Starter kit for English consort music
David I. Cahill | Beijing, China | 08/21/2006
(5 out of 5 stars)
"This is one of the great recent recordings of English consort music by the leading ensemble of viol musicians, Jordi Savall and Hesperion. For a time this was my favorite recording in my 2,000+ collection of classical music from all periods, until it was supplanted by Savall & Hesperion's recording of John Jenkins' awesome "Consort Music for Viols in Six Parts" (now sadly and inexplicably unavailable). Also unfortunately no longer available are two more recordings (if you can find them) I'd recommend for those entranced by Lawes and Jenkins, by the divinely inspired Christoper Simpson, "The Monthes" (Sonnerie, Veritas 7243 5 45281 2 5) and "The 4 Seasons" (Les Voix Humaines, Atma ACD 2 2182). Simpson's music, along with Purcell's, shows the growing spell cast on the English by the Italian trio sonata, but his music flows out of the same consort tradition."

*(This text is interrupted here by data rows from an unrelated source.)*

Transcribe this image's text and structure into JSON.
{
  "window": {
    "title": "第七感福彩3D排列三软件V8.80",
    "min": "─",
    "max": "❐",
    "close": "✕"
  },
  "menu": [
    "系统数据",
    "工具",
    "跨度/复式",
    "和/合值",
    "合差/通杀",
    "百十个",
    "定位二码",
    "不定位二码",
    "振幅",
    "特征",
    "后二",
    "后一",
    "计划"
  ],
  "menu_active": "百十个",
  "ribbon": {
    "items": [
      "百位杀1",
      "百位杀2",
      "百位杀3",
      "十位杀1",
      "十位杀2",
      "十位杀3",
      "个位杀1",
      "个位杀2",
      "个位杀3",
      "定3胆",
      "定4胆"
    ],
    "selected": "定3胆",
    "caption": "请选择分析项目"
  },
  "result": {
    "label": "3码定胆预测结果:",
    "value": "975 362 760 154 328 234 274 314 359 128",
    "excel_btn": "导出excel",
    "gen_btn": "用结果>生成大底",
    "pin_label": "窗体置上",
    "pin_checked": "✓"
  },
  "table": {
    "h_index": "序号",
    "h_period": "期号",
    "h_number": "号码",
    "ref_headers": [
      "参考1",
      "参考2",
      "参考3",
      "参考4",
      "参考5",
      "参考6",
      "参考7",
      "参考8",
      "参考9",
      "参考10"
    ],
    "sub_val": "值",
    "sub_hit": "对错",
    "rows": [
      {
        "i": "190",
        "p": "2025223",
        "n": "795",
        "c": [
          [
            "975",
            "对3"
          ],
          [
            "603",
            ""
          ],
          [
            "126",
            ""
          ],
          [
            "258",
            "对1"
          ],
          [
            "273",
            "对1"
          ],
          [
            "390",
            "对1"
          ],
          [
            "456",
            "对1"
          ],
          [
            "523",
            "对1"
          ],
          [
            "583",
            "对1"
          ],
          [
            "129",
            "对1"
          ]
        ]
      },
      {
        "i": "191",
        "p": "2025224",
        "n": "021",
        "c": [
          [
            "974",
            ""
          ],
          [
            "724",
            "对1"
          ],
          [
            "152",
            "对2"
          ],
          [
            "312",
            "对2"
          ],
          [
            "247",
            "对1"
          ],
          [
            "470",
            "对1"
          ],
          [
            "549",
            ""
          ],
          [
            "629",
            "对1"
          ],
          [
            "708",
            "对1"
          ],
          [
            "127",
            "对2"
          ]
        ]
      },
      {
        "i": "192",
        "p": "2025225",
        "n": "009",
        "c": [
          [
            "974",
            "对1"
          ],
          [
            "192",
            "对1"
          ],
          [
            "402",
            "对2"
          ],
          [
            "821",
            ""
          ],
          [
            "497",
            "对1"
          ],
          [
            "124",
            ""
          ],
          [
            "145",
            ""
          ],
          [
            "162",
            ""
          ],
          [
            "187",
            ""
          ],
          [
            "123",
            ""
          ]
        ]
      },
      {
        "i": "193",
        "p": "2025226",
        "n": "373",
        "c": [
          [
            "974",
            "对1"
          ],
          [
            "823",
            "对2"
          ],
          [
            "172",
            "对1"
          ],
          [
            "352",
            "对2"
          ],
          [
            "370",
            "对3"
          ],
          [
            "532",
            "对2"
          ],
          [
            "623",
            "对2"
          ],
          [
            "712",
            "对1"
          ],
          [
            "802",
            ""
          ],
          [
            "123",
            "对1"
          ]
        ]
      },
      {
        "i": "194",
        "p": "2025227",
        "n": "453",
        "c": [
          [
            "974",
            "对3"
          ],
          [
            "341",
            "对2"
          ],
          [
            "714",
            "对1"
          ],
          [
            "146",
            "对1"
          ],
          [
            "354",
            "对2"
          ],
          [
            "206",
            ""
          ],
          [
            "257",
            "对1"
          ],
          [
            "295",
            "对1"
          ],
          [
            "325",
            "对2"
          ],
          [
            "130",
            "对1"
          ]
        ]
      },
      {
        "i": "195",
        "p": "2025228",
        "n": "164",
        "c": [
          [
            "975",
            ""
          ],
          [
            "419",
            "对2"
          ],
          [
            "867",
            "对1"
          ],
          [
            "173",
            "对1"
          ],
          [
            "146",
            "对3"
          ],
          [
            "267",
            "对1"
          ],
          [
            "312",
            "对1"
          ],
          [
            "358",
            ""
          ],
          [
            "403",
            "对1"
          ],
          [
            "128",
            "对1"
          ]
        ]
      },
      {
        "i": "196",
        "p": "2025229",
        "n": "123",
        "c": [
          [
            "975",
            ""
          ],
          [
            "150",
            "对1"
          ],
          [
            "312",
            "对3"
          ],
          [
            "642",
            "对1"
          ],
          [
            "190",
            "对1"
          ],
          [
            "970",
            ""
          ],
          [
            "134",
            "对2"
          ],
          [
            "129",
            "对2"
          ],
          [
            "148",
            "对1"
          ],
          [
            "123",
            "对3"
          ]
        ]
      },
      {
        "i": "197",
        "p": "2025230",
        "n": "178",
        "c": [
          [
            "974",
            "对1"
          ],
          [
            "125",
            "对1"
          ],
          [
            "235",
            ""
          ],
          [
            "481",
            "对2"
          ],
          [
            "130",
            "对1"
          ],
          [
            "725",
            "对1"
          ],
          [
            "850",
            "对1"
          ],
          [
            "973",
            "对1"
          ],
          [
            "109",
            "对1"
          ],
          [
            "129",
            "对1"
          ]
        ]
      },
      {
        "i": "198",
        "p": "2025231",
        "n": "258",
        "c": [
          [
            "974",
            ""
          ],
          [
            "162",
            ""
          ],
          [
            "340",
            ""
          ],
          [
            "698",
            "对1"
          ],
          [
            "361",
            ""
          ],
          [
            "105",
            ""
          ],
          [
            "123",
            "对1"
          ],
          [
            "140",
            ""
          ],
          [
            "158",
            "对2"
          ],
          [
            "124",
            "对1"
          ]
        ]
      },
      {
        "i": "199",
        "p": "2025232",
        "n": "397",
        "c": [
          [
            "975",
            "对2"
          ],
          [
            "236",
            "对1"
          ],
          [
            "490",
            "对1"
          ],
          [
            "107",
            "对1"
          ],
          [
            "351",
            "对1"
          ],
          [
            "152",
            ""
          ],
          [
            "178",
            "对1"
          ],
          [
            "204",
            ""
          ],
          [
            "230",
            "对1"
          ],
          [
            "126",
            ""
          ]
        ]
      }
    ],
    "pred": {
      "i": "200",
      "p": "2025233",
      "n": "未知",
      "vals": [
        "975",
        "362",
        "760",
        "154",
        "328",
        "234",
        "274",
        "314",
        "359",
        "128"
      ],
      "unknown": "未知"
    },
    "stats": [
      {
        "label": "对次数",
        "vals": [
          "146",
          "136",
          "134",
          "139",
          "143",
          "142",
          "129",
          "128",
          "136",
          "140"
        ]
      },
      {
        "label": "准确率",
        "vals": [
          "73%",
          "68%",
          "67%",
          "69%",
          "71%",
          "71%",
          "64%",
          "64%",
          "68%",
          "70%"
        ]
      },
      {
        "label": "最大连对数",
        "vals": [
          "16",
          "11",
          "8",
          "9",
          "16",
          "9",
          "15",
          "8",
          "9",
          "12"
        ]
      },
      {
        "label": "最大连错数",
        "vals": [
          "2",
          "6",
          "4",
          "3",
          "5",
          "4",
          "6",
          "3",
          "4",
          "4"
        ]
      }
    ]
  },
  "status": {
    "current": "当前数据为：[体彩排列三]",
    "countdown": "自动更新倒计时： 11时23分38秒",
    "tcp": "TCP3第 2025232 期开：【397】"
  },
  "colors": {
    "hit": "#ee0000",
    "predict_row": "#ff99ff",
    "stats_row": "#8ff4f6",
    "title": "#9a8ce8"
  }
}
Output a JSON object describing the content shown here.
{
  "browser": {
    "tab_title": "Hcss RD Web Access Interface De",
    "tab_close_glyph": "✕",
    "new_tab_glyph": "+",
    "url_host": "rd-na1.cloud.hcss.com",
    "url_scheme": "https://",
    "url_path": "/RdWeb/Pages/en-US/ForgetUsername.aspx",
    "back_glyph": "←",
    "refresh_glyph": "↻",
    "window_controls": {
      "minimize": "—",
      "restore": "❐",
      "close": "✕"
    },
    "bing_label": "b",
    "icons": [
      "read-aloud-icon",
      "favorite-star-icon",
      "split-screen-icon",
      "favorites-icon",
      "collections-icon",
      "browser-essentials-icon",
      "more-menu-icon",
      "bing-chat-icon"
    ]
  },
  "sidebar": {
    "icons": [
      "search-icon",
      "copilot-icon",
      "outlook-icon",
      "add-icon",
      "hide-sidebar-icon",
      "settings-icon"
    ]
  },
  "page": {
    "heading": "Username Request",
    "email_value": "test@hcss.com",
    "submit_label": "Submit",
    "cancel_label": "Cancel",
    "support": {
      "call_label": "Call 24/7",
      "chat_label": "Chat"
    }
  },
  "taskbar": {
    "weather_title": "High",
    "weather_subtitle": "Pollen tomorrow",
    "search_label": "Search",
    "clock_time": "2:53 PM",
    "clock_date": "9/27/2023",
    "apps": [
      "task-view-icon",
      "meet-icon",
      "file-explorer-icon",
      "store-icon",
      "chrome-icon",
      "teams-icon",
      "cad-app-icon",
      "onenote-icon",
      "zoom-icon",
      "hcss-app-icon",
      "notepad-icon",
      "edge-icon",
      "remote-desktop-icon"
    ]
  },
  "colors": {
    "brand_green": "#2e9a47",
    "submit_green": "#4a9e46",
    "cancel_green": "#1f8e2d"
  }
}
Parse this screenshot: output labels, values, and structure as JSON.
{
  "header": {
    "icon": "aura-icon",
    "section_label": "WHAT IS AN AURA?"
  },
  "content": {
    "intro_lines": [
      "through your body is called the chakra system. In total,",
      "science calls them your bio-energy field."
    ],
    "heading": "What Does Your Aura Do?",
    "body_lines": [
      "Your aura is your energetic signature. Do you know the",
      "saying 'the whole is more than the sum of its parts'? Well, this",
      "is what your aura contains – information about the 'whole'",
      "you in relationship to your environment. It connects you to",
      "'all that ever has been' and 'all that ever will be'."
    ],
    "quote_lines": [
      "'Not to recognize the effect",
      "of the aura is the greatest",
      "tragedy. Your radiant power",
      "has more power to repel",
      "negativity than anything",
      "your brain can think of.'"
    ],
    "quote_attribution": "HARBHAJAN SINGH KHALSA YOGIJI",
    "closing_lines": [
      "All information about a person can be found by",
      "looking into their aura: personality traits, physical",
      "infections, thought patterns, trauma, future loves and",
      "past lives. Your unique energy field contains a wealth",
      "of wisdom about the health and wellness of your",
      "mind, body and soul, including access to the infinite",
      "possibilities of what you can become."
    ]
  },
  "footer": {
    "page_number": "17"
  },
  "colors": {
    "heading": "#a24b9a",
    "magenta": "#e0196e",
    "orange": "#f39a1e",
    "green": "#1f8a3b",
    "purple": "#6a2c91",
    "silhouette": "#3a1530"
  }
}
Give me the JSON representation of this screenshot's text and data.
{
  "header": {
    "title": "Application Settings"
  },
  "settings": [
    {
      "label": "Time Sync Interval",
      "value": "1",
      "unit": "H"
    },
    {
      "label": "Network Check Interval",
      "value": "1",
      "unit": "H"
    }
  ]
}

THE GENIUS OF WILLIAM LAWES.
r.b. | Great Britain | 12/29/2007
(5 out of 5 stars)
"As these beautiful pair of cd's demonstrate, William Lawes was probably the greatest and most original composer during the first half of the 17th century.His style of composition is totally unique and clearly far more advanced than his contemporaries - only John Jenkins can be regarded in the same league.William Lawes consorts of 5 and particularly of 6 parts are sumptuous,highly devoloped and incredibly wonderful works that in Jordi Savall's opinion deserve to be known as among the greatest chamber music of all time.I could not agree more with him.The Lawes consort setts are magical works indeed.Together with Matthew locke's consort of 4 parts and the fantasias and sonatas for strings by Henry Purcell they represent the rich tradition of 17th century baroque music at it's finest."